First go to https://www.openblas.net/ and download the source. At time of writing this gets you the file OpenBLAS-0.2.20.tar.gz. Then to install the libraries in, say, "/home/james/local/" do the following:
tar zxvf OpenBLAS-0.2.20.tar.gz cd OpenBLAS-0.2.20 make make install PREFIX=/home/james/local
This will put the header file lapacke.h into /home/james/local/include and libopenblas.a, the library itself, into /home/james/local/lib. Obviously replace "/home/james/local/" with whatever directory is convenient for you. Once you have done all this you can install GOBNILP as follows:
git clone https://bitbucket.org/jamescussens/gobnilp.git cd gobnilp/ ./configure.sh ~/local/src/scipoptsuite-5.0.1/scip /home/james/local make
where again, of course, you can replace "/home/james/local/" with a directory of your choice. This use of configure.sh alters the GOBNILP Makefile to work with OpenBLAS installed as above. If you have a different installation of BLAS, LAPACK and LAPACKE you will have to edit the Makefile yourself.

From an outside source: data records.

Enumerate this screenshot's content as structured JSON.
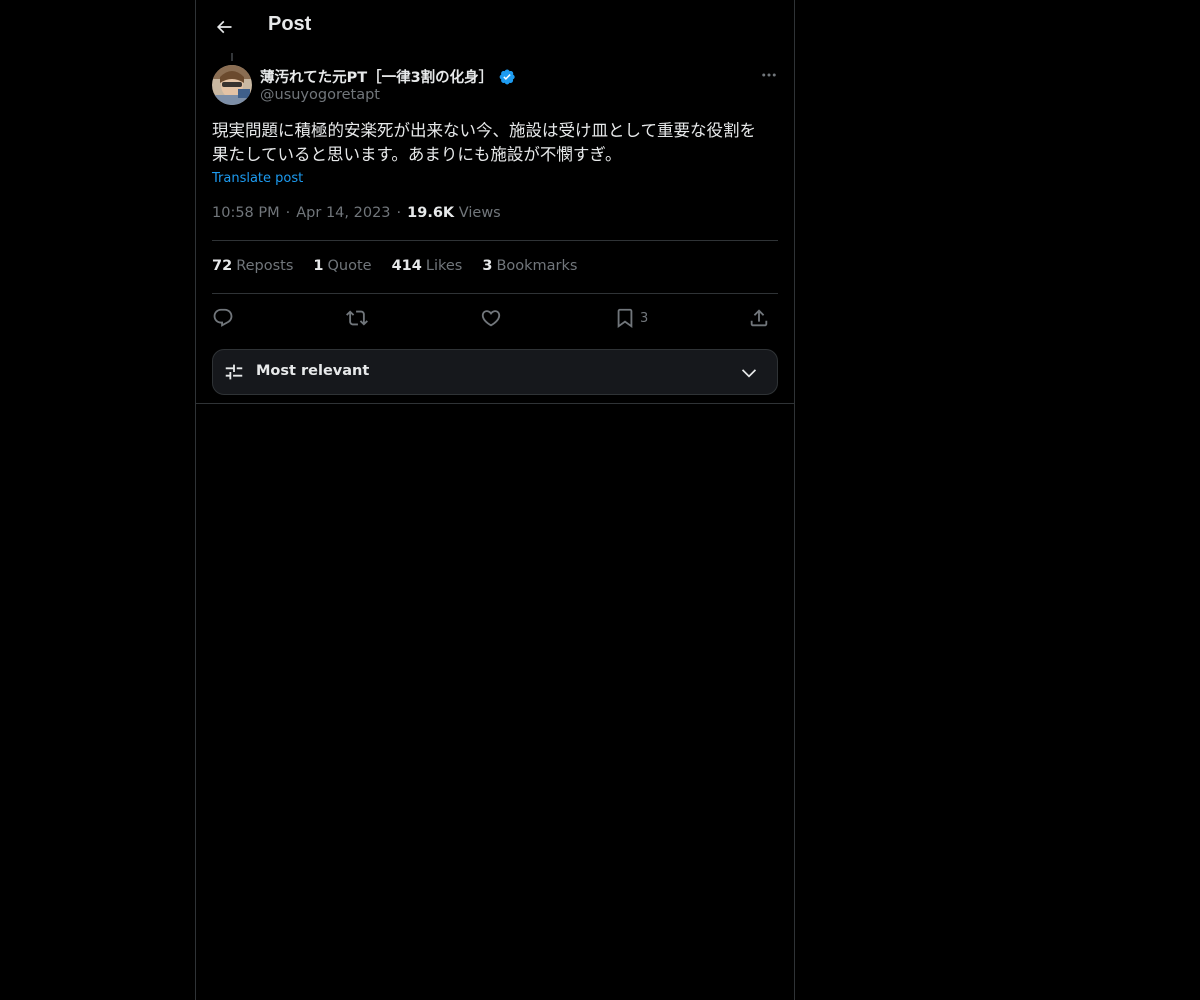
{
  "header": {
    "title": "Post"
  },
  "post": {
    "author": {
      "name": "薄汚れてた元PT［一律3割の化身］",
      "handle": "@usuyogoretapt",
      "verified": true
    },
    "text": "現実問題に積極的安楽死が出来ない今、施設は受け皿として重要な役割を\n果たしていると思います。あまりにも施設が不憫すぎ。",
    "translate_label": "Translate post",
    "time": "10:58 PM",
    "date": "Apr 14, 2023",
    "views_count": "19.6K",
    "views_label": "Views",
    "separator": "·"
  },
  "stats": {
    "reposts": {
      "count": "72",
      "label": "Reposts"
    },
    "quotes": {
      "count": "1",
      "label": "Quote"
    },
    "likes": {
      "count": "414",
      "label": "Likes"
    },
    "bookmarks": {
      "count": "3",
      "label": "Bookmarks"
    }
  },
  "actions": {
    "reply_icon": "reply-icon",
    "repost_icon": "repost-icon",
    "like_icon": "like-icon",
    "bookmark_icon": "bookmark-icon",
    "bookmark_count": "3",
    "share_icon": "share-icon"
  },
  "sort": {
    "label": "Most relevant"
  },
  "colors": {
    "background": "#000000",
    "text": "#e7e9ea",
    "muted": "#71767b",
    "accent": "#1d9bf0",
    "border": "#2f3336"
  }
}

BGe scoring was implemented by Sam Vozza as a final-year project in the Dept of Computer Science, University of York.
For full details on GOBNILP (including installation instructions for the stable release), please consult the GOBNILP page:
The manual for the stable release is here:
The manual for development version in this git repo can be found (as LaTeX source) in the manual directory.
If you wish to extend GOBNILP in some way it is best to exploit SCIP's modular architecture to do so. For example,
To allow the user to add a new sort of constraint to GOBNILP you should add a new "constraint handler" to GOBNILP. See e.g. cons_dagcluster.c in the source, this implements the key acyclicity constraint. Also see cons_ci.c which implements user-defined conditional independence constraints. For general details on constraint handlers in SCIP, see: http://scip.zib.de/doc/html/CONS.php
To add a new heuristic algorithm (to generate better incumbent solutions ) you should add a "primal heuristic". GOBNILP currently has only one of these: heur_sinks.c. For general info on primal heuristics in SCIP see http://scip.zib.de/doc/html/HEUR.php
ONGOING DEVELOPMENT WORK
- Scott MacGregor has written an R package for GOBNILP which will be distributed at some point.
Here are some things which are missing from GOBNILP but which could be added:
- Adding a pricer so that "family variables" are created only if they loosen ( ie increase ) the dual bound, rather than all at once at the beginning of solving.